ESPN rolled out an incredible new in-depth feature on Steph Curry today. The piece, by David Fleming, is framed around his quest to pass Ray Allen for the most 3-pointers made in NBA history. But the feature is loaded with context — the details of Curry’s life and career arc that have made him such a devastating shooter, how the Warriors offense functions around him and how he keeps his body in shape for the nightly grind of running off a thousand screens with a defense completely focused on stopping him.
The feature is packed with mind-bending anecdotes about Curry’s conditioning and different training regimens but one, in particular, will take your breath away. It’s how Curry makes sure no one can ever take his breath away:
“As the ball changes hands at the top of the key, Curry, in the right corner, does something counterintuitive, something he hasn’t done the entire possession. He stands still. Curry’s second wind comes from his ability to rapidly lower his heart rate during short breaks, even in the middle of games. It’s something he trains his body to do. Once he’s out of breath at the end of most workouts, Curry lies on his back, and Payne, his trainer, places sandbag weights below his rib cage in order to overload, and train, Curry’s diaphragm.
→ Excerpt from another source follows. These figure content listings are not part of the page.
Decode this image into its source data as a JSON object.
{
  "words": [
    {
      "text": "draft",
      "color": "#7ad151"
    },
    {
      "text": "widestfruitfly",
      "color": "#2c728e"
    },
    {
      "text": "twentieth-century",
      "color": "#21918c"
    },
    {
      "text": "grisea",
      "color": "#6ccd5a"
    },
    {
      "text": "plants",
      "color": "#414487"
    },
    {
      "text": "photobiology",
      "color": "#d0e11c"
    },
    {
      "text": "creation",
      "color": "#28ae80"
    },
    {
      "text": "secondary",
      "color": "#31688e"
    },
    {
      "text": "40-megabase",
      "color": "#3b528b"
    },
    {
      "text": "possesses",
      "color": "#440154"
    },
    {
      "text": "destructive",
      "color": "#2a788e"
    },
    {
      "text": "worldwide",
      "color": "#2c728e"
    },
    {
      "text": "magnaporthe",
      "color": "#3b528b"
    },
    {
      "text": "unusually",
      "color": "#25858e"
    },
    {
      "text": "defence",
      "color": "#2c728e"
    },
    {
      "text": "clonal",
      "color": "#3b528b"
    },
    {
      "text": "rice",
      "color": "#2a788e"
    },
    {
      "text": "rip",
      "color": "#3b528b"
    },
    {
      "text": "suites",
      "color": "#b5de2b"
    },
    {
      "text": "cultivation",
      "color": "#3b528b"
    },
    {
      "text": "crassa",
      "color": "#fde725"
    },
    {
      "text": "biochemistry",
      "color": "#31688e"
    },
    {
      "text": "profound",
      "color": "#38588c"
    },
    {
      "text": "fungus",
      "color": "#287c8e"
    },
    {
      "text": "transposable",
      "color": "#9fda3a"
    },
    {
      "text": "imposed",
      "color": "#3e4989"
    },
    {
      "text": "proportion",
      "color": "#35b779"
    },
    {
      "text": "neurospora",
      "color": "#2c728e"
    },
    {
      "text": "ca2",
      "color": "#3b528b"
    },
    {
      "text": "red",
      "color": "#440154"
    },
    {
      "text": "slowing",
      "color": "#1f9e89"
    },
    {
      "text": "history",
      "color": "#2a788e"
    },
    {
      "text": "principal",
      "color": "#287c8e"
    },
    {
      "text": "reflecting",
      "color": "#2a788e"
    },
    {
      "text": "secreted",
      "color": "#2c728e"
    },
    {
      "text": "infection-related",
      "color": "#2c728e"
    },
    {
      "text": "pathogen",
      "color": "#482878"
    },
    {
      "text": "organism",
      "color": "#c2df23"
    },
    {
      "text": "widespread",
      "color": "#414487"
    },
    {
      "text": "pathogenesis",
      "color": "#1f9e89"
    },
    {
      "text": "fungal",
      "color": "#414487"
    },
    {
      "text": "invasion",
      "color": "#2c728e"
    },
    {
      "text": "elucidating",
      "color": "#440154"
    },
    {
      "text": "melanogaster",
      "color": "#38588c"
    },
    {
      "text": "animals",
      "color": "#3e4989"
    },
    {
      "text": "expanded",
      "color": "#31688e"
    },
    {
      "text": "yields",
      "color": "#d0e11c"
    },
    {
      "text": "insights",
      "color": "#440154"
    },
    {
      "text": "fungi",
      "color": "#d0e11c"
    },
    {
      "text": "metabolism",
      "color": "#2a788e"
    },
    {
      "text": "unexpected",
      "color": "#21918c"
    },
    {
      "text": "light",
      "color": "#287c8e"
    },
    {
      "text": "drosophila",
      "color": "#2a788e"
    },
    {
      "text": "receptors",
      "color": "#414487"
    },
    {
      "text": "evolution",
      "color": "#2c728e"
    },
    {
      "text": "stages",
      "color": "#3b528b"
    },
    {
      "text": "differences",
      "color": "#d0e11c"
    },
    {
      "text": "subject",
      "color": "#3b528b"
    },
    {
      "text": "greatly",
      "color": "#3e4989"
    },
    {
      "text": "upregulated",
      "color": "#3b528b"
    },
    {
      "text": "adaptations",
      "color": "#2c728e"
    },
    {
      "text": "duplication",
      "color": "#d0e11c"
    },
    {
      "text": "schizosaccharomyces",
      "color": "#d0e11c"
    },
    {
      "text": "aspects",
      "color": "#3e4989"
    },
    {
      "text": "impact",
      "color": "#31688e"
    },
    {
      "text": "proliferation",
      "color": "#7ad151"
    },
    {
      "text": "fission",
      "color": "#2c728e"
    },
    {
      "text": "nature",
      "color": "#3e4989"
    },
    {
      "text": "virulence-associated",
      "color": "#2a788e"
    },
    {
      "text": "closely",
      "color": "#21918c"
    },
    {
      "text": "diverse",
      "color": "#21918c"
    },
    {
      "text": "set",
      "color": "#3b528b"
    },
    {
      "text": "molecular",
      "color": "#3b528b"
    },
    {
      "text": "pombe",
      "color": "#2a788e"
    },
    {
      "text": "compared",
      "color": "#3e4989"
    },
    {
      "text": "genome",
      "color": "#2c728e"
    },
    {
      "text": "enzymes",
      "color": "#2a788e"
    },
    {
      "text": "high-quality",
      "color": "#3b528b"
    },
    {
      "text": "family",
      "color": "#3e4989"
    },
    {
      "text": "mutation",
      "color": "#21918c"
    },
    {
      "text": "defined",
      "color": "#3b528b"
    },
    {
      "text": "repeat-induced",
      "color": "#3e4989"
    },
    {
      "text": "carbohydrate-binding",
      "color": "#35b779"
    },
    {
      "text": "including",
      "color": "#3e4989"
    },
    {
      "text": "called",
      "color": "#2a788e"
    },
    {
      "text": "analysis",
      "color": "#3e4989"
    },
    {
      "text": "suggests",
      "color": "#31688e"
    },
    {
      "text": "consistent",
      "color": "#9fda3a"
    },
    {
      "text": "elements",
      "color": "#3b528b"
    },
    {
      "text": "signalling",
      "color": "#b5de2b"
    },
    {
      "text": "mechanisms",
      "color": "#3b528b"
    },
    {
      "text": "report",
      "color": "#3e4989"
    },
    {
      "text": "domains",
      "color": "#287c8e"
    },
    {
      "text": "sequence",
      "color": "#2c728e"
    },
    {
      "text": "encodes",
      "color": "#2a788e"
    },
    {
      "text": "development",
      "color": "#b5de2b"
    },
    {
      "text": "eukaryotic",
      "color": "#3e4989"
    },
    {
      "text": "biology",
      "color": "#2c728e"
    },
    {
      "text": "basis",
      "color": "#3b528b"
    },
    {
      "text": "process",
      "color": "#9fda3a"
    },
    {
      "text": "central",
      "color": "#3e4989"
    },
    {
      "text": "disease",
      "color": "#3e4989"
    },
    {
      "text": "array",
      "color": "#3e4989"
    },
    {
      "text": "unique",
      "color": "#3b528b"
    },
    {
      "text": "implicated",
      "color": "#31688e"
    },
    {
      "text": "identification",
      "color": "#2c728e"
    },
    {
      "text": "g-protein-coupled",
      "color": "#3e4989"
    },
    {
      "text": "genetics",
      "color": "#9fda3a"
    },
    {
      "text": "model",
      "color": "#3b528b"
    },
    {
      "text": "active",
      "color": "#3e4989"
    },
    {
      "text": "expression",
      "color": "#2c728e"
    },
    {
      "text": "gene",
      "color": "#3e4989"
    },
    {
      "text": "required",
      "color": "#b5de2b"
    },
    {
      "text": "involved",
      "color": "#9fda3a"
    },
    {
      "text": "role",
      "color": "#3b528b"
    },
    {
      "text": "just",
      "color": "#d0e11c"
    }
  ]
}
Through conditioning and breathing techniques like this, Curry can often coax his heart rate below 80 during one 90-second timeout.”
How does slowing his breathing help Stephen Curry create space from defenders?
This anecdote is incredible, both the functional training aspect — overloading his abdomen with sandbags while he tries to catch his breath at the end of a workout — and the specific scenario and advantage it targets. Catching his breath in these tiny windows gives him an edge when play and movement resumes, and he’s back to sprinting through a maze of picks trying to leave his defender behind.
Steph Curry is an outlier in so, so many ways and this is just another great example of all the ways he’s separating himself from the field.